In June, RISE held its Annual Conference in DC at the Centre for Global Development. The whole conference was devoted to thinking about education systems, of course. Again, some of the topics that jumped out at me related to measurement, teachers, and management. Jaime Saavedra spoke in the keynote panel and reiterated many of the same points I mentioned above, but also had Claudia Costin (Center for Excellence and Innovation of Education Policies), Alec Gershberg (University of Pennsylvania), and Liesbet Steer (Education Commission) weighing in the discussion of how to diagnose system incoherence. As an excellent summary of the conference can be found here, in the RISE Conference Report, I will refrain from describing the discussion and limit myself to noting that I was personally encouraged and inspired to renew efforts in measuring what we want to get done, and pushing to increase the number of countries of which we map the landscape in our data collection projects.
Finally, just last week I participated in the Empirical Management Conference at the World Bank. The focus of this conference, different from the other two, was on measuring the quality of management practices in establishments and showcasing research on how these measures are related to productivity across various industries. The second day of the conference was mostly focused on education and had a number of papers focusing on school and teacher quality (the program and conference videos can be found here). We saw evidence that simple interventions, where low-performing teachers are paired with high-performing colleagues, yielded significant improvements in teacher performance and student test scores (here). We also saw evidence that management is correlated with better student and teacher performance in India, and that about half of the student achievement gains in an RCT setting in Liberia could be attributed to better management practices (here).
I study organizations and how managers make decisions about the organizational practices that they adopt in their establishments.
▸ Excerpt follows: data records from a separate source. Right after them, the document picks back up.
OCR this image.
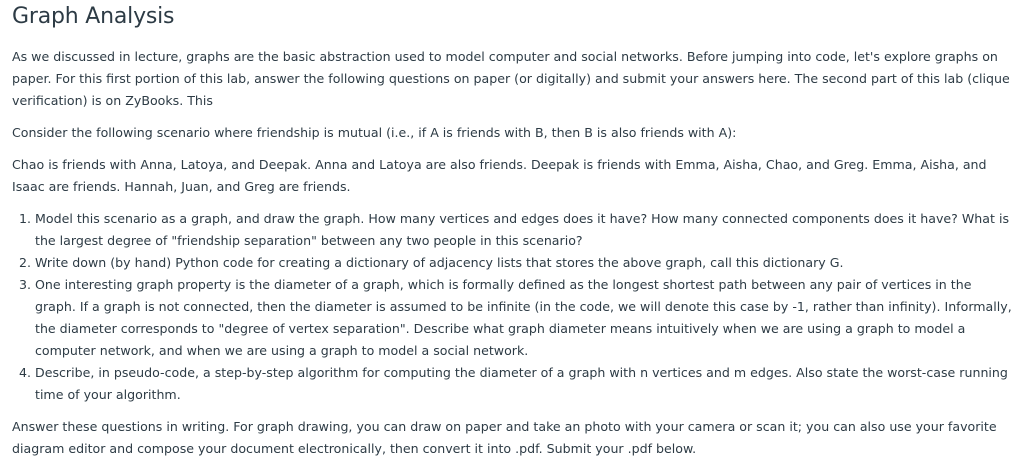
Graph Analysis

As we discussed in lecture, graphs are the basic abstraction used to model computer and social networks. Before jumping into code, let's explore graphs on paper. For this first portion of this lab, answer the following questions on paper (or digitally) and submit your answers here. The second part of this lab (clique verification) is on ZyBooks. This

Consider the following scenario where friendship is mutual (i.e., if A is friends with B, then B is also friends with A):

Chao is friends with Anna, Latoya, and Deepak. Anna and Latoya are also friends. Deepak is friends with Emma, Aisha, Chao, and Greg. Emma, Aisha, and Isaac are friends. Hannah, Juan, and Greg are friends.

1. Model this scenario as a graph, and draw the graph. How many vertices and edges does it have? How many connected components does it have? What is the largest degree of "friendship separation" between any two people in this scenario?
2. Write down (by hand) Python code for creating a dictionary of adjacency lists that stores the above graph, call this dictionary G.
3. One interesting graph property is the diameter of a graph, which is formally defined as the longest shortest path between any pair of vertices in the graph. If a graph is not connected, then the diameter is assumed to be infinite (in the code, we will denote this case by -1, rather than infinity). Informally, the diameter corresponds to "degree of vertex separation". Describe what graph diameter means intuitively when we are using a graph to model a computer network, and when we are using a graph to model a social network.
4. Describe, in pseudo-code, a step-by-step algorithm for computing the diameter of a graph with n vertices and m edges. Also state the worst-case running time of your algorithm.

Answer these questions in writing. For graph drawing, you can draw on paper and take an photo with your camera or scan it; you can also use your favorite diagram editor and compose your document electronically, then convert it into .pdf. Submit your .pdf below.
Naturally, I do not need convincing that management is an important “wheel” in the car that drives effective reforms. What will be crucial to understand as we move forward in this research agenda, is how different management practices interact with the other “wheels” (for example, teachers and infrastructure), and how institutional constraints fit into the calculus. For example, we know that private schools tend to adopt good management practices more than public schools, but it is not clear why that is or what type of policy will improve service delivery in this context. This is certainly one set of important and exciting questions to tackle next in education system research.